Malcolm nodded, relieved. “I am glad to hear it. I should hate for us to be at odds with one another.”
“It’s my sister, Selina, who’s taken the interest in it.”
Mal
colm blinked. For a moment, he wasn’t sure that he’d heard correctly. Selina had been on his mind only moments before, after all. Had he been thinking of her so much that he’d started imagining he heard her name?
“Forgive me.” He cleared his throat. “Did you say –”
“Selina, yes. She’s throwing her full support behind the Whigs this year.” Loxwell shrugged, smiling ruefully. “I admit, there are times when I feel I am not the major political player in the family.”
“Lady Selina.” Malcolm’s teeth gritted together beneath his amiable smile. There were times when it was appropriate for a woman to have a name that sounded like music, and this was not one of them. “Well, that’s certainly an interesting development. Good day, Loxwell. Enjoy the music.”
Selina Balfour was never hard to find, even in a crowd. There was something about her that drew the eye, no matter which corner of the room Malcolm was in. Today, she was wearing a gown the colour of the Cornish sea in summer. A gold comb with turquoise detailing was nestled in her dark hair.
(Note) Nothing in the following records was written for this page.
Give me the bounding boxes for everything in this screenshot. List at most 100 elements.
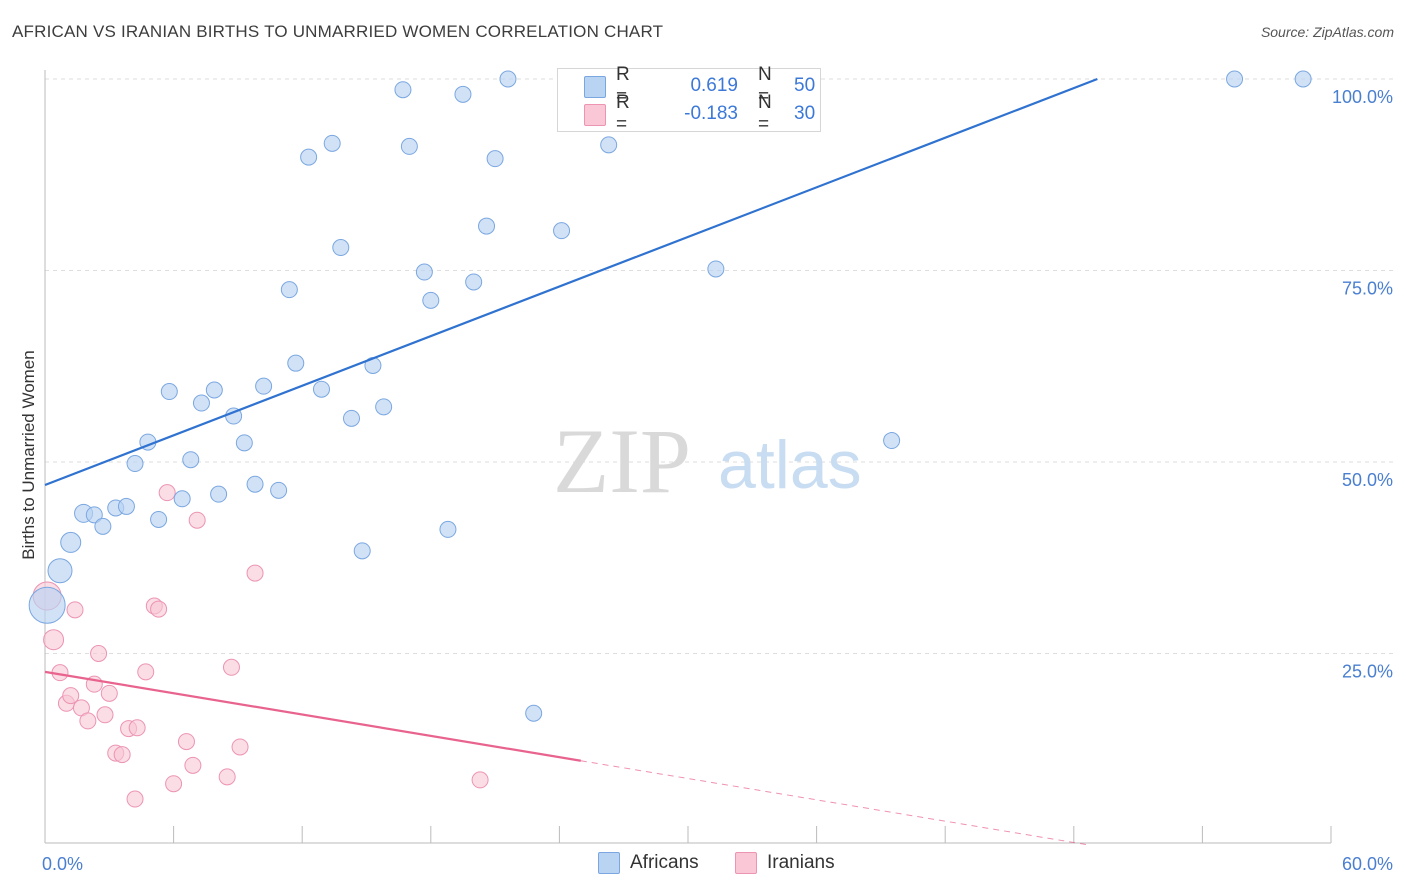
bottom-legend-africans: Africans — [598, 852, 699, 874]
bottom-legend-swatch-pink — [735, 852, 757, 874]
data-point-africans — [422, 291, 440, 309]
data-point-iranians — [471, 771, 489, 789]
data-point-africans — [300, 148, 318, 166]
data-point-africans — [47, 558, 73, 584]
data-point-africans — [255, 377, 273, 395]
data-point-iranians — [113, 746, 131, 764]
data-point-iranians — [218, 768, 236, 786]
data-point-africans — [707, 260, 725, 278]
legend-n-label: N = — [758, 64, 772, 107]
data-point-iranians — [96, 706, 114, 724]
data-point-africans — [353, 542, 371, 560]
bottom-legend-iranians: Iranians — [735, 852, 835, 874]
gridlines — [45, 78, 1395, 654]
legend-r-value: -0.183 — [684, 103, 738, 124]
data-point-africans — [1226, 70, 1244, 88]
legend-n-value: 30 — [794, 103, 816, 124]
data-point-africans — [246, 475, 264, 493]
legend-r-label: R = — [616, 64, 630, 107]
data-point-iranians — [137, 663, 155, 681]
data-point-africans — [182, 451, 200, 469]
data-point-africans — [94, 517, 112, 535]
data-point-africans — [332, 239, 350, 257]
x-tick-label: 60.0% — [1342, 854, 1393, 874]
data-point-africans — [150, 510, 168, 528]
series-africans-points — [28, 70, 1312, 722]
data-point-iranians — [231, 738, 249, 756]
data-point-africans — [270, 481, 288, 499]
legend-n-value: 50 — [794, 75, 816, 96]
y-axis-label: Births to Unmarried Women — [19, 350, 38, 559]
data-point-iranians — [126, 790, 144, 808]
data-point-africans — [600, 136, 618, 154]
data-point-iranians — [177, 733, 195, 751]
data-point-africans — [400, 137, 418, 155]
source-label: Source: ZipAtlas.com — [1260, 24, 1394, 40]
bottom-legend-label: Africans — [630, 852, 699, 873]
bottom-legend-swatch-blue — [598, 852, 620, 874]
trendline-iranians-extension — [580, 760, 1089, 846]
data-point-africans — [126, 455, 144, 473]
data-point-iranians — [222, 658, 240, 676]
legend-r-label: R = — [616, 92, 630, 135]
data-point-africans — [553, 222, 571, 240]
legend: R = 0.619 N = 50 R = -0.183 N = 30 — [557, 64, 821, 135]
bottom-legend-label: Iranians — [767, 852, 835, 873]
data-point-africans — [160, 383, 178, 401]
tick-labels: 25.0% 50.0% 75.0% 100.0% 0.0% 60.0% — [42, 87, 1393, 874]
data-point-africans — [499, 70, 517, 88]
legend-swatch-pink — [584, 104, 606, 126]
series-iranians-points — [32, 484, 489, 808]
axes — [44, 70, 1332, 844]
legend-swatch-blue — [584, 76, 606, 98]
legend-n-label: N = — [758, 92, 772, 135]
y-tick-label: 25.0% — [1342, 662, 1393, 682]
data-point-africans — [287, 354, 305, 372]
data-point-africans — [235, 434, 253, 452]
data-point-iranians — [184, 756, 202, 774]
y-tick-label: 100.0% — [1332, 87, 1393, 107]
watermark-atlas: atlas — [718, 427, 862, 503]
data-point-africans — [173, 490, 191, 508]
data-point-iranians — [43, 629, 65, 651]
data-point-iranians — [128, 719, 146, 737]
data-point-iranians — [79, 712, 97, 730]
trendline-iranians — [44, 670, 582, 762]
data-point-africans — [85, 506, 103, 524]
data-point-africans — [883, 432, 901, 450]
x-tick-label: 0.0% — [42, 854, 83, 874]
trendlines — [44, 77, 1098, 846]
data-point-africans — [375, 398, 393, 416]
data-point-africans — [465, 273, 483, 291]
data-point-iranians — [150, 600, 168, 618]
data-point-africans — [323, 134, 341, 152]
trendline-africans — [44, 77, 1098, 487]
data-point-africans — [60, 531, 82, 553]
y-tick-label: 50.0% — [1342, 470, 1393, 490]
data-point-africans — [117, 497, 135, 515]
data-point-africans — [394, 81, 412, 99]
data-point-africans — [486, 150, 504, 168]
data-point-iranians — [246, 564, 264, 582]
data-point-iranians — [165, 775, 183, 793]
data-point-iranians — [158, 484, 176, 502]
data-point-iranians — [100, 684, 118, 702]
data-point-africans — [454, 85, 472, 103]
data-point-africans — [280, 281, 298, 299]
data-point-africans — [28, 586, 66, 624]
data-point-iranians — [66, 601, 84, 619]
data-point-africans — [415, 263, 433, 281]
data-point-africans — [192, 394, 210, 412]
data-point-africans — [525, 704, 543, 722]
y-tick-label: 75.0% — [1342, 279, 1393, 299]
data-point-iranians — [188, 511, 206, 529]
data-point-africans — [205, 381, 223, 399]
legend-r-value: 0.619 — [690, 75, 738, 96]
chart-title: AFRICAN VS IRANIAN BIRTHS TO UNMARRIED W… — [12, 22, 664, 41]
data-point-africans — [478, 217, 496, 235]
data-point-africans — [312, 380, 330, 398]
data-point-iranians — [90, 645, 108, 662]
data-point-africans — [439, 520, 457, 538]
data-point-africans — [210, 485, 228, 503]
She turned from her conversation with Lady Sturgeon, her eyebrow rising when she saw Malcolm.
“Your Grace.” She and Lady Sturgeon matched each other for the depth of their curtsey. But Selina, unlike their hostess, did not lower her eyes, but kept them fixed firmly on Malcolm’s. A challenge? A declaration of defiance?
Or simply a warning that he was, once again, about to be brushed off as carelessly as she’d shake the dust from a glove?
He took her hand, though she hadn’t held it out, and pressed it to his lips. Selina withdrew it rapidly, mouth tightening.
“You are hell-bent on driving me mad,” he said. Selina’s eyes widened in alarm, gratifyingly enough. He knew she could only think that he was referring to the letter, and there would be nothing she wanted Lady Sturgeon to hear about less.